NBA: 30 players who should be coaches someday 21. T.J. McConnell

In some cases it’s the NBA’s biggest stars who decide to make the move into coaching. The elite basketball IQ that keyed their on-court game is translatable to coaching, and their cache as a perennial All-Star grants respect from the players they coach. We have seen this from Larry Bird to now Steve Nash.

More often that that, however, it’s the role players who make excellent coaches. Even without the same physical gifts they can often bring the same basketball intelligence and years of experience. They also bring a tireless work ethic from having grinded to earn a spot in the league.

Star players may struggle to reach less talented players; something that came easily to them won’t for most of the players they are coaching. That wouldn’t be true for a player like T.J. McConnell, for whom nothing has come easy in the league. He fights and claws for every minute he plays, working to improve his game every year just to stick around.

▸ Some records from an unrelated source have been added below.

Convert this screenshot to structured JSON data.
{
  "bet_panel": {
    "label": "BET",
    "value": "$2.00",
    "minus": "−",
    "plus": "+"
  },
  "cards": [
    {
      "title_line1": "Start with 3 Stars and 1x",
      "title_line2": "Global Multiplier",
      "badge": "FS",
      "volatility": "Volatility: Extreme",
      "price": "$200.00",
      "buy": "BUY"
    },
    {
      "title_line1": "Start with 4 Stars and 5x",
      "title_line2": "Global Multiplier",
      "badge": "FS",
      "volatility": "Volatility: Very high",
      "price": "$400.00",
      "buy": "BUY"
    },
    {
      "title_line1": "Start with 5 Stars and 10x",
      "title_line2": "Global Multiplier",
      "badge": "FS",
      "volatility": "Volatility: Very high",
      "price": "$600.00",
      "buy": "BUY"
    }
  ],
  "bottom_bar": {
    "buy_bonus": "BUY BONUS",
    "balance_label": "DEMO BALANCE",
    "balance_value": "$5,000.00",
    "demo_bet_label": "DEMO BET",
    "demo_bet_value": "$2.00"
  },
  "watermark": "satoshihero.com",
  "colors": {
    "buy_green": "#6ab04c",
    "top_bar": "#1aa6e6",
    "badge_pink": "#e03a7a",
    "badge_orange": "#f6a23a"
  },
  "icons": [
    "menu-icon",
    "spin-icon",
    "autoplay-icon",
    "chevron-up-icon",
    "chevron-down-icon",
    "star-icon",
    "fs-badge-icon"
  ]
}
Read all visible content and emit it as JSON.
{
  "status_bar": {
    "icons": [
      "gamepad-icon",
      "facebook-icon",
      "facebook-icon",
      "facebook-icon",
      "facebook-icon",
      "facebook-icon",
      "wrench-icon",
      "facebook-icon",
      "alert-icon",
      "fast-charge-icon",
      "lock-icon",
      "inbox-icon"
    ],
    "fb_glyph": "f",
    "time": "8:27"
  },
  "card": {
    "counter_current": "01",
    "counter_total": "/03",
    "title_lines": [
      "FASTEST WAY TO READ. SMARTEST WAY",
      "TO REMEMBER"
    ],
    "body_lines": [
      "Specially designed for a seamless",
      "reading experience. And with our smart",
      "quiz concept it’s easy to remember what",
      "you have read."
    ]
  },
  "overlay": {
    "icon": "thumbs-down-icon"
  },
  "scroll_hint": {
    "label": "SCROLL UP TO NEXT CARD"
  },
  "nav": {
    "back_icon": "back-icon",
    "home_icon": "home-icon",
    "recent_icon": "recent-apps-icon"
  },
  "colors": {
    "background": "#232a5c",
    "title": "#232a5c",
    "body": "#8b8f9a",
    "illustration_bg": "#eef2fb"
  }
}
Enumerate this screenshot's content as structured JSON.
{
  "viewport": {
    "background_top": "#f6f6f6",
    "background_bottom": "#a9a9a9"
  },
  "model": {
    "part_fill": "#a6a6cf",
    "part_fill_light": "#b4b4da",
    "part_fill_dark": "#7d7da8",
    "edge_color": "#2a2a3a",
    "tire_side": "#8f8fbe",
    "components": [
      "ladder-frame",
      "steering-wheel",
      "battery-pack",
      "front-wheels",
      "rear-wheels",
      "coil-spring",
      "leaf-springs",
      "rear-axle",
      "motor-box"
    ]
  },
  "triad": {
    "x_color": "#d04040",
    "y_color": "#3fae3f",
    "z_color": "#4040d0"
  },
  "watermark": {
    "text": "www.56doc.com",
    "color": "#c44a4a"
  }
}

When he has earned minutes he has taken advantage, hounding opposing ball handlers and generating steals at an elite rate. He has developed a short-range jumper game that allows him to use the tiny holes left inside the paint by defenses. That development and strategy to his game will inform him as a future coach.

McConnel won’t have to take something he does naturally and think about how to teach it to the next generation. Instead for anything he does on the court he can show his receipts, hours spent building that option into his toolbelt. That’s a work ethic that will serve him well in the coaching ranks.